Si nous examinons le développement de l’économie agricole, on obtient une toute autre image que celui du développement industriel. Certains prophètes affirmaient que l’agriculture allait se concentrer et que les petits paysans et les paysans moyens devaient disparaître. En fait, on observe assez peu cette évolution. Car non seulement le paysan moyen, mais aussi le petit paysan, se maintiennent. Il n’est pas question du développement prédit. On doit même enregistrer un accroissement important des petites entreprises agricoles.

Pour les théoriciens du communisme d’État, cette évolution est tout à fait décevante. Si le caractère du travail dans l’industrie devient de plus en plus social, l’économie agraire reste, selon ces théoriciens toujours à part. Si bien que, dans l’industrie, les entreprises deviennent de plus en plus " mûres " pour le communisme – du moins pour ce qu’ils entendent par-là, tandis que l’agriculture refuse de mûrir pour passer sous l’administration centralisée de l’État.

Aux yeux des communistes d’État, l’agriculture est reste une pierre d’achoppement sur la route qui mène au communisme. Selon nous, au contraire, le capitalisme a déjà créé les conditions objectives de l’avènement du communisme dans ce domaine comme ailleurs. Tout dépend, en effet, de la manière dont on envisage les choses, si l’on veut que l’administration de la production soit prise en charge par un bureau central gouvernemental, ou par les producteurs eux-mêmes.*

Examinons donc les caractéristiques de l’agriculture, aujourd’hui. Sans aucun doute, on n’observe pas dans ce domaine l’énorme concentration de la production qui est la règle dans l’industrie. Mais, en dépit de cela, la culture du sol est devenue de plus en plus " capitaliste ".
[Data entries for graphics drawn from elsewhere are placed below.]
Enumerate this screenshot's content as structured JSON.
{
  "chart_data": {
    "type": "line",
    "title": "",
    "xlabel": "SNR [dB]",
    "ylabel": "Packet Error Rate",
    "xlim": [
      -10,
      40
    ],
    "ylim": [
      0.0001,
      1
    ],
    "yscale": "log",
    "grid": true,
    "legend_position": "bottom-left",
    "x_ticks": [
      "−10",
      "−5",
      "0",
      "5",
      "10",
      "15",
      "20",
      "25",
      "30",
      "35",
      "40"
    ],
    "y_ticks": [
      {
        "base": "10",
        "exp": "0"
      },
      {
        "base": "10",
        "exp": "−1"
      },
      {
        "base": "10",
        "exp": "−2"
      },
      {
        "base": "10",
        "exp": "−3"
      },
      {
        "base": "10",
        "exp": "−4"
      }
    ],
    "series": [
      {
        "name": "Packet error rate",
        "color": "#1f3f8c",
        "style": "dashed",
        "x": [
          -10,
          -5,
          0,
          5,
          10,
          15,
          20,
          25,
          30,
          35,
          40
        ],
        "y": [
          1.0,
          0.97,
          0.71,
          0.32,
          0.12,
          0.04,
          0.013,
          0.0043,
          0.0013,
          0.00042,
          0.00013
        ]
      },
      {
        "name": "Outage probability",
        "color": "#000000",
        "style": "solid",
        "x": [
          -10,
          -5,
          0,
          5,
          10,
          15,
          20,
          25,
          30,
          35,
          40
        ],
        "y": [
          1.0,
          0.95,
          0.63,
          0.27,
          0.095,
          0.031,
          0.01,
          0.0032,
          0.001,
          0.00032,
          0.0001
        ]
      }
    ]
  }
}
Le signe caractéristique du mode de production capitaliste est la production de marchandise. Les marchandises sont des objets d’usage, mais, dans le régime de la propriété privée des moyens de production, les producteurs ne les produisent pas pour leur usage propre, mais pour celui d’autres personnes. Le producteur de marchandises fabrique donc ce qu’il n’utilise pas et utilise justement ce que lui-même ne fabrique pas. Sur le marché, se déroule l’échange des marchandises. Comme le producteur de marchandises ne produit pas pour lui-même mais pour d’autres, son travail est un travail social.

Dans le processus social de l’échange matériel, tous les producteurs de marchandises entrent en liaison les uns avec les autres, vivent dans la dépendance réciproque la plus complète, ils forment un tout, un système fermé.
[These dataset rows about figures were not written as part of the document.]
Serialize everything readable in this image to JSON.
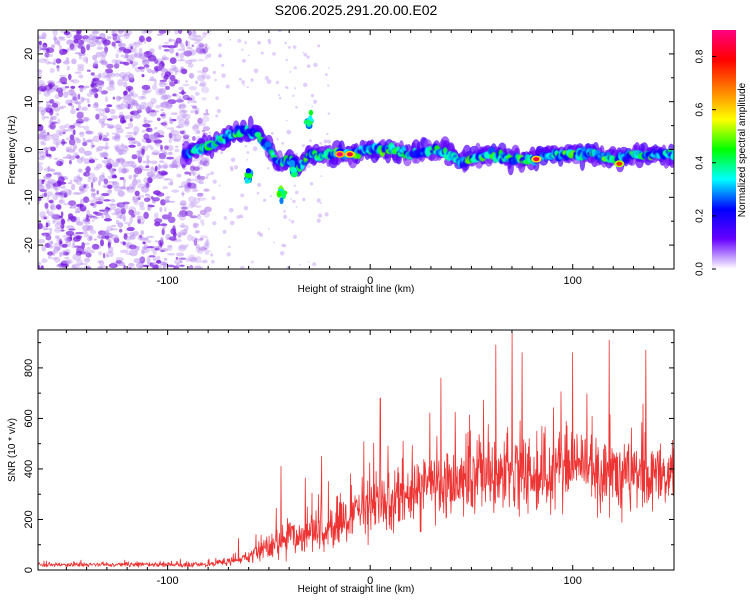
{
  "figure": {
    "title": "S206.2025.291.20.00.E02",
    "seed": 20251018
  },
  "chart_data": [
    {
      "type": "heatmap",
      "title": "S206.2025.291.20.00.E02",
      "xlabel": "Height of straight line (km)",
      "ylabel": "Frequency (Hz)",
      "xlim": [
        -164,
        150
      ],
      "ylim": [
        -25,
        25
      ],
      "xticks": [
        -100,
        0,
        100
      ],
      "yticks": [
        -20,
        -10,
        0,
        10,
        20
      ],
      "xtick_labels": [
        "-100",
        "0",
        "100"
      ],
      "ytick_labels": [
        "-20",
        "-10",
        "0",
        "10",
        "20"
      ],
      "noise_region": {
        "x_range": [
          -164,
          -80
        ],
        "y_range": [
          -25,
          25
        ],
        "amplitude_range": [
          0.05,
          0.3
        ]
      },
      "signal_track": [
        {
          "x": -92,
          "y": -1
        },
        {
          "x": -85,
          "y": 0
        },
        {
          "x": -78,
          "y": 1
        },
        {
          "x": -70,
          "y": 3
        },
        {
          "x": -62,
          "y": 4
        },
        {
          "x": -55,
          "y": 3
        },
        {
          "x": -50,
          "y": 0
        },
        {
          "x": -45,
          "y": -3
        },
        {
          "x": -40,
          "y": -2
        },
        {
          "x": -35,
          "y": -4
        },
        {
          "x": -30,
          "y": -1
        },
        {
          "x": -20,
          "y": -1
        },
        {
          "x": -10,
          "y": -1
        },
        {
          "x": 0,
          "y": 0
        },
        {
          "x": 10,
          "y": 0
        },
        {
          "x": 20,
          "y": -1
        },
        {
          "x": 30,
          "y": 0
        },
        {
          "x": 40,
          "y": -1
        },
        {
          "x": 45,
          "y": -3
        },
        {
          "x": 50,
          "y": -2
        },
        {
          "x": 60,
          "y": -1
        },
        {
          "x": 70,
          "y": -2
        },
        {
          "x": 80,
          "y": -2
        },
        {
          "x": 90,
          "y": -1
        },
        {
          "x": 100,
          "y": -1
        },
        {
          "x": 110,
          "y": -1
        },
        {
          "x": 120,
          "y": -2
        },
        {
          "x": 130,
          "y": -1
        },
        {
          "x": 140,
          "y": -1
        },
        {
          "x": 150,
          "y": -1
        }
      ],
      "side_features": [
        {
          "x": -60,
          "y": -6,
          "amplitude": 0.5
        },
        {
          "x": -44,
          "y": -9,
          "amplitude": 0.55
        },
        {
          "x": -30,
          "y": 6,
          "amplitude": 0.5
        },
        {
          "x": -38,
          "y": -4,
          "amplitude": 0.45
        }
      ],
      "peaks": [
        {
          "x": -15,
          "y": -1,
          "amplitude": 0.9
        },
        {
          "x": -10,
          "y": -1,
          "amplitude": 0.85
        },
        {
          "x": 82,
          "y": -2,
          "amplitude": 0.85
        },
        {
          "x": 123,
          "y": -3,
          "amplitude": 0.75
        }
      ],
      "colorbar": {
        "label": "Normalized spectral amplitude",
        "range": [
          0,
          0.9
        ],
        "ticks": [
          0.0,
          0.2,
          0.4,
          0.6,
          0.8
        ],
        "tick_labels": [
          "0.0",
          "0.2",
          "0.4",
          "0.6",
          "0.8"
        ],
        "colors": [
          "#ffffff",
          "#6600ff",
          "#0000ff",
          "#00ffff",
          "#00ff00",
          "#ffff00",
          "#ff8000",
          "#ff0000",
          "#ff0080"
        ]
      }
    },
    {
      "type": "line",
      "xlabel": "Height of straight line (km)",
      "ylabel": "SNR (10 * v/v)",
      "xlim": [
        -164,
        150
      ],
      "ylim": [
        0,
        950
      ],
      "xticks": [
        -100,
        0,
        100
      ],
      "yticks": [
        0,
        200,
        400,
        600,
        800
      ],
      "xtick_labels": [
        "-100",
        "0",
        "100"
      ],
      "ytick_labels": [
        "0",
        "200",
        "400",
        "600",
        "800"
      ],
      "color": "#ee3333",
      "samples": 1600,
      "envelope": [
        {
          "x": -164,
          "base": 20,
          "spread": 12
        },
        {
          "x": -80,
          "base": 22,
          "spread": 14
        },
        {
          "x": -65,
          "base": 40,
          "spread": 25
        },
        {
          "x": -50,
          "base": 90,
          "spread": 80
        },
        {
          "x": -40,
          "base": 130,
          "spread": 110
        },
        {
          "x": -20,
          "base": 160,
          "spread": 130
        },
        {
          "x": 0,
          "base": 250,
          "spread": 180
        },
        {
          "x": 20,
          "base": 300,
          "spread": 200
        },
        {
          "x": 40,
          "base": 340,
          "spread": 220
        },
        {
          "x": 60,
          "base": 390,
          "spread": 240
        },
        {
          "x": 80,
          "base": 370,
          "spread": 230
        },
        {
          "x": 100,
          "base": 390,
          "spread": 230
        },
        {
          "x": 120,
          "base": 380,
          "spread": 230
        },
        {
          "x": 150,
          "base": 370,
          "spread": 220
        }
      ],
      "peaks": [
        {
          "x": -65,
          "y": 125
        },
        {
          "x": -44,
          "y": 410
        },
        {
          "x": -24,
          "y": 450
        },
        {
          "x": 5,
          "y": 680
        },
        {
          "x": 35,
          "y": 760
        },
        {
          "x": 62,
          "y": 890
        },
        {
          "x": 70,
          "y": 940
        },
        {
          "x": 75,
          "y": 860
        },
        {
          "x": 100,
          "y": 860
        },
        {
          "x": 118,
          "y": 910
        },
        {
          "x": 136,
          "y": 870
        }
      ]
    }
  ]
}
La vieille entreprise paysanne ne connaissait pas cette production de la marchandise, si ce n’est comme une activité secondaire. La maisonnée paysanne constituait un système fermé qui satisfaisait à peu près à tous ses besoins par son propre travail. Le paysan travaillait pour son propre cercle familial. Sa production n’avait pas de lien social. Son déroulement s’accomplissait presque exclusivement dans les frontières étroites de sa ferme, aussi longtemps du moins que les éléments nécessaires à ce déroulement pouvaient être tirés des produits obtenus. Il n’y avait que le surplus de la production, c’est-à-dire ce qui n’était pas consommé pour son propre usage, que le paysan portait au marché, où ces produits prenaient le caractère de marchandises. L’entreprise paysanne ne participait donc pas du travail social; ceci explique du même coup pourquoi le paysan pouvait mener une existence indépendante.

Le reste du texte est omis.